After a long decline, manufacturing is returning to the U.S. Now it may be time for U.S. policy makers to give it an extra boost.

The U.S. shed 5.7 million manufacturing jobs from 2000 to 2010—more than a third of the manufacturing workforce—as companies abandoned plants and workers in favor of low-cost foreign countries. But in recent years, manufacturing employment has grown slightly as the auto industry rebounded and domestic plants became more cost-competitive with those of other countries where manufacturing expenses have escalated because of higher wages.

Now researchers, politicians and business leaders are coming forward with strategies to accelerate job gains and investment in manufacturing. Their ideas range from pruning regulations that raise the cost and effort of running a manufacturing operation to imposing a value-added tax on imports to beefing up training programs so companies have an easier time finding skilled workers.

Reviving the manufacturing sector won’t be easy—but, these advocates argue, it’s crucial. Manufacturing is one of the best generators of wealth for an economy, requiring processes, materials and work skills that create employment and profits at each step in an assembly. Countries that don’t make anything eventually start to lose their edge in research and product development.

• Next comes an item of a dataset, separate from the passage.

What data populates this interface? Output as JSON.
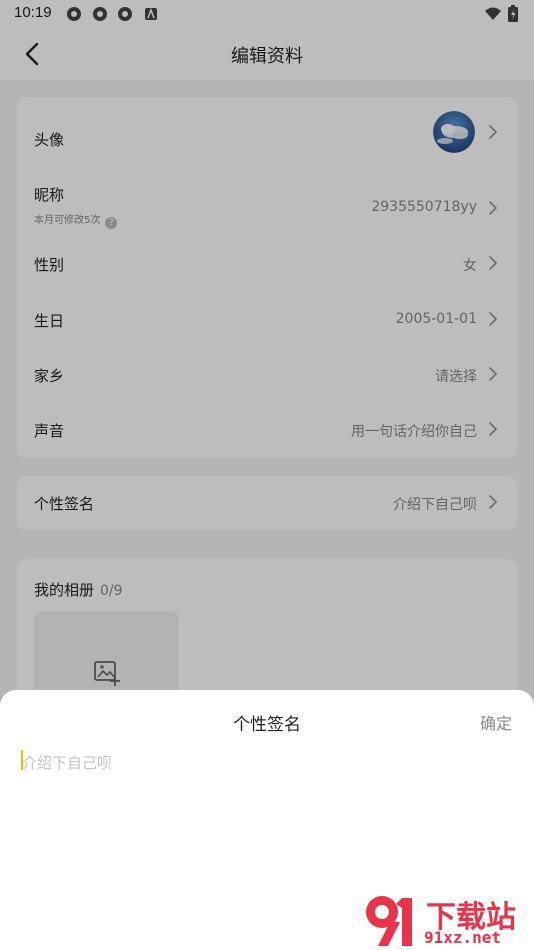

“Manufacturing and design drive each other,” says Steven Schmid, an aerospace and mechanical engineering professor at the University of Notre Dame. “If you lose one, you’ll lose the other, too.”

 

The U.S.’s reliance on foreign-made goods provides a conduit for trillions of dollars to leave the country. The U.S. trade deficit—the difference between what is imported and what the U.S. exports—amounted to $500 billion, or about 3% of total U.S. GDP last year.

That money is used by foreign investors to purchase assets in the U.S., such as real estate or stocks, or to lend to Americans who are increasingly willing to become debt-saddled consumers. Left unchecked, the trade deficit will continue to soak up the country’s wealth and manufacturing know-how, with little more than IOUs to show for it.

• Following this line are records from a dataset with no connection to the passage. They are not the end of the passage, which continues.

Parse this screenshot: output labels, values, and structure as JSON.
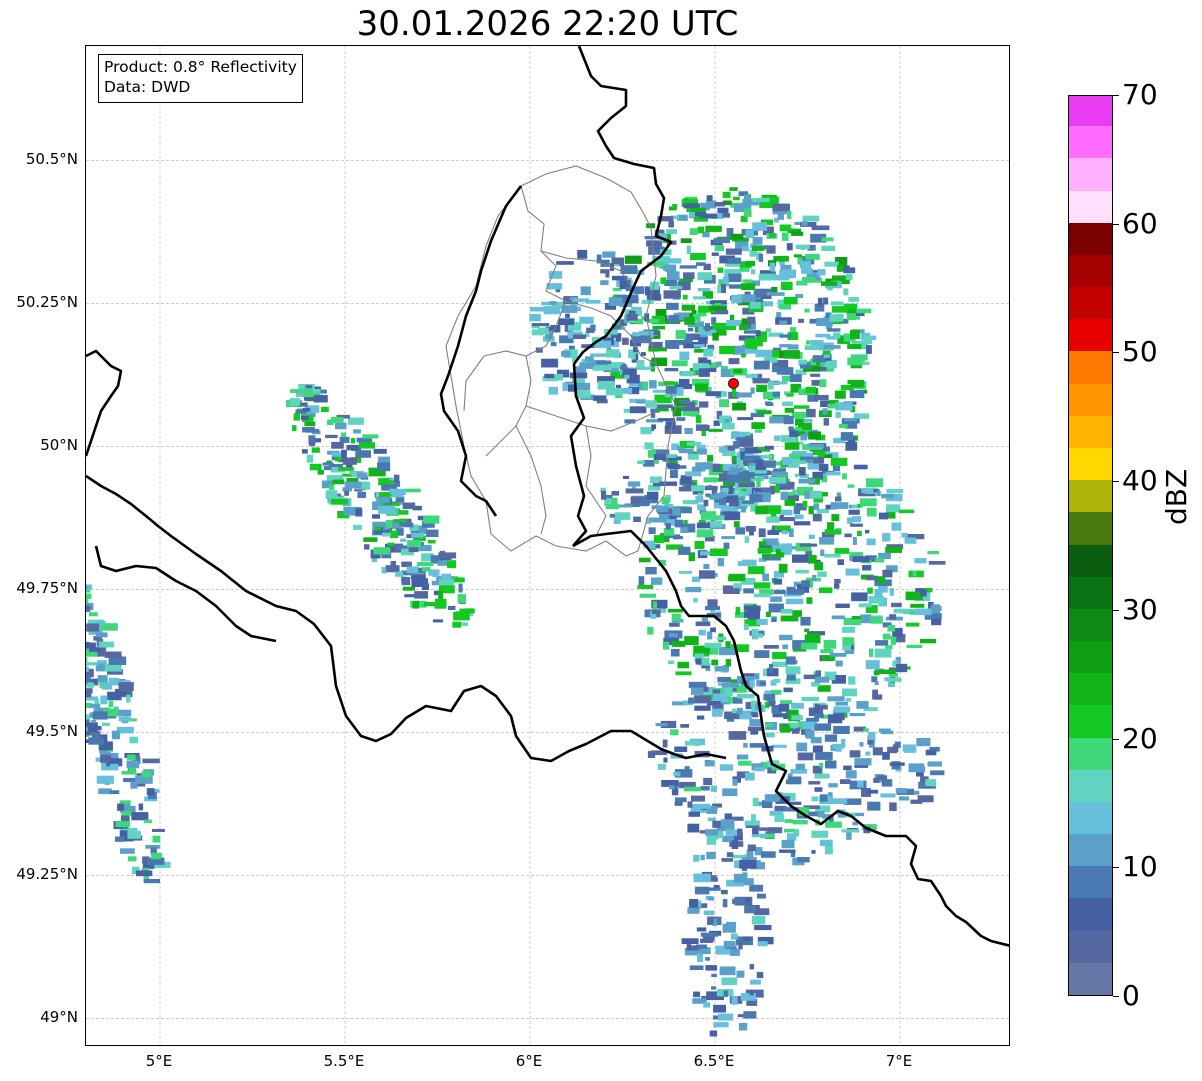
{
  "title": "30.01.2026 22:20 UTC",
  "info_box": {
    "product": "Product: 0.8° Reflectivity",
    "source": "Data: DWD"
  },
  "map": {
    "lon_range": [
      4.8,
      7.3
    ],
    "lat_range": [
      48.95,
      50.7
    ],
    "lon_ticks": [
      {
        "value": 5.0,
        "label": "5°E"
      },
      {
        "value": 5.5,
        "label": "5.5°E"
      },
      {
        "value": 6.0,
        "label": "6°E"
      },
      {
        "value": 6.5,
        "label": "6.5°E"
      },
      {
        "value": 7.0,
        "label": "7°E"
      }
    ],
    "lat_ticks": [
      {
        "value": 50.5,
        "label": "50.5°N"
      },
      {
        "value": 50.25,
        "label": "50.25°N"
      },
      {
        "value": 50.0,
        "label": "50°N"
      },
      {
        "value": 49.75,
        "label": "49.75°N"
      },
      {
        "value": 49.5,
        "label": "49.5°N"
      },
      {
        "value": 49.25,
        "label": "49.25°N"
      },
      {
        "value": 49.0,
        "label": "49°N"
      }
    ],
    "radar_site": {
      "lon": 6.55,
      "lat": 50.11,
      "color": "#ff0000"
    },
    "country_border_color": "#000000",
    "district_border_color": "#808080"
  },
  "colorbar": {
    "label": "dBZ",
    "min": 0,
    "max": 70,
    "tick_values": [
      0,
      10,
      20,
      30,
      40,
      50,
      60,
      70
    ],
    "tick_labels": [
      "0",
      "10",
      "20",
      "30",
      "40",
      "50",
      "60",
      "70"
    ],
    "colors": [
      "#6676a6",
      "#5568a0",
      "#4660a4",
      "#4a78b0",
      "#5aa0c8",
      "#66c0dc",
      "#60d4c0",
      "#3ed87a",
      "#14c822",
      "#10b418",
      "#0e9e14",
      "#0e8a14",
      "#0a7414",
      "#0a5c0e",
      "#48780e",
      "#acb40a",
      "#ffd800",
      "#ffb400",
      "#ff9600",
      "#ff7800",
      "#e60000",
      "#c40000",
      "#a40000",
      "#7c0000",
      "#ffe0ff",
      "#ffb0ff",
      "#ff6cff",
      "#e83cf0"
    ]
  }
}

Here’s a look at some of the proposed strategies for getting U.S. manufacturing back on track.

Make exports more valuable

Under a plan promoted by investor Warren Buffett, companies that export goods from the U.S. would accumulate certificates equal to the value of their exports. But companies that wanted to import goods would have to purchase certificates from exporters.

The certificates, the thinking goes, would create two desired reactions. U.S. exporters, with a cash cushion from the sale of their certificates, could offer U.S.-made goods to foreign customers at lower prices, making them more competitive and shrinking the trade deficit over time. Meanwhile, foreign-made items imported into the U.S. would become more expensive to reflect the cost of import certificates, making U.S.-made goods more cost competitive with cheap imports.